Dynamic Task Performance, Cohesion, and Communications in Human Groups

IEEE Trans Cybern. 2016 Oct;46(10):2207-2219. doi: 10.1109/TCYB.2015.2470225. Epub 2015 Sep 2.

Abstract

In the study of the behavior of human groups, it has been observed that there is a strong interaction between the cohesiveness of the group, its performance when the group has to solve a task, and the patterns of communication between the members of the group. Developing mathematical and computational tools for the analysis and design of task-solving groups that are not only cohesive but also perform well is of importance in social sciences, organizational management, and engineering. In this paper, we model a human group as a dynamical system whose behavior is driven by a task optimization process and the interaction between subsystems that represent the members of the group interconnected according to a given communication network.

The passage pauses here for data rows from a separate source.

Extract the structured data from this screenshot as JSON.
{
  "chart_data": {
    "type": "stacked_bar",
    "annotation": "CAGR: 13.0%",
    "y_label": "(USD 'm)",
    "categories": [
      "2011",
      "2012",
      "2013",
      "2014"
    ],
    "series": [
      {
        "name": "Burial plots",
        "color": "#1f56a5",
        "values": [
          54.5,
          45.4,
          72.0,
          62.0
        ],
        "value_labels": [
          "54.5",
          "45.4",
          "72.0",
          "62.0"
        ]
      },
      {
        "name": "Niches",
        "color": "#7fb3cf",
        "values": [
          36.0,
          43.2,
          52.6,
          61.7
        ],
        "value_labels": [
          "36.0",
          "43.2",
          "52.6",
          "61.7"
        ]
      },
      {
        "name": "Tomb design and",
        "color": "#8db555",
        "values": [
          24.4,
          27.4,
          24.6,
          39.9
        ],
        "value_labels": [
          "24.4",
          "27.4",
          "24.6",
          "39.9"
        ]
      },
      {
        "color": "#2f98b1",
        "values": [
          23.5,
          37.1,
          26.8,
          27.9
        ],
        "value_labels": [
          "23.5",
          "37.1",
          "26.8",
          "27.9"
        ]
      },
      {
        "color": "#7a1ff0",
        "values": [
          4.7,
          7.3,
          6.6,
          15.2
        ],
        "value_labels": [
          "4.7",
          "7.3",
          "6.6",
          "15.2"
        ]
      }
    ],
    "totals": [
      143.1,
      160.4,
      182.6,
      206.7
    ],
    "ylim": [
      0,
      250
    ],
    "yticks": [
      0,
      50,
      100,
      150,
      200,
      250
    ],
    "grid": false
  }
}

These interactions are described as attractions and repulsions among members. We show that the dynamics characterized by the proposed mathematical model are qualitatively consistent with those observed in real-human groups, where the key aspect is that the attraction patterns in the group and the commitment to solve the task are not static but change over time. Through a theoretical analysis of the system we provide conditions on the parameters that allow the group to have cohesive behaviors, and Monte Carlo simulations are used to study group dynamics for different sets of parameters, communication topologies, and tasks to solve.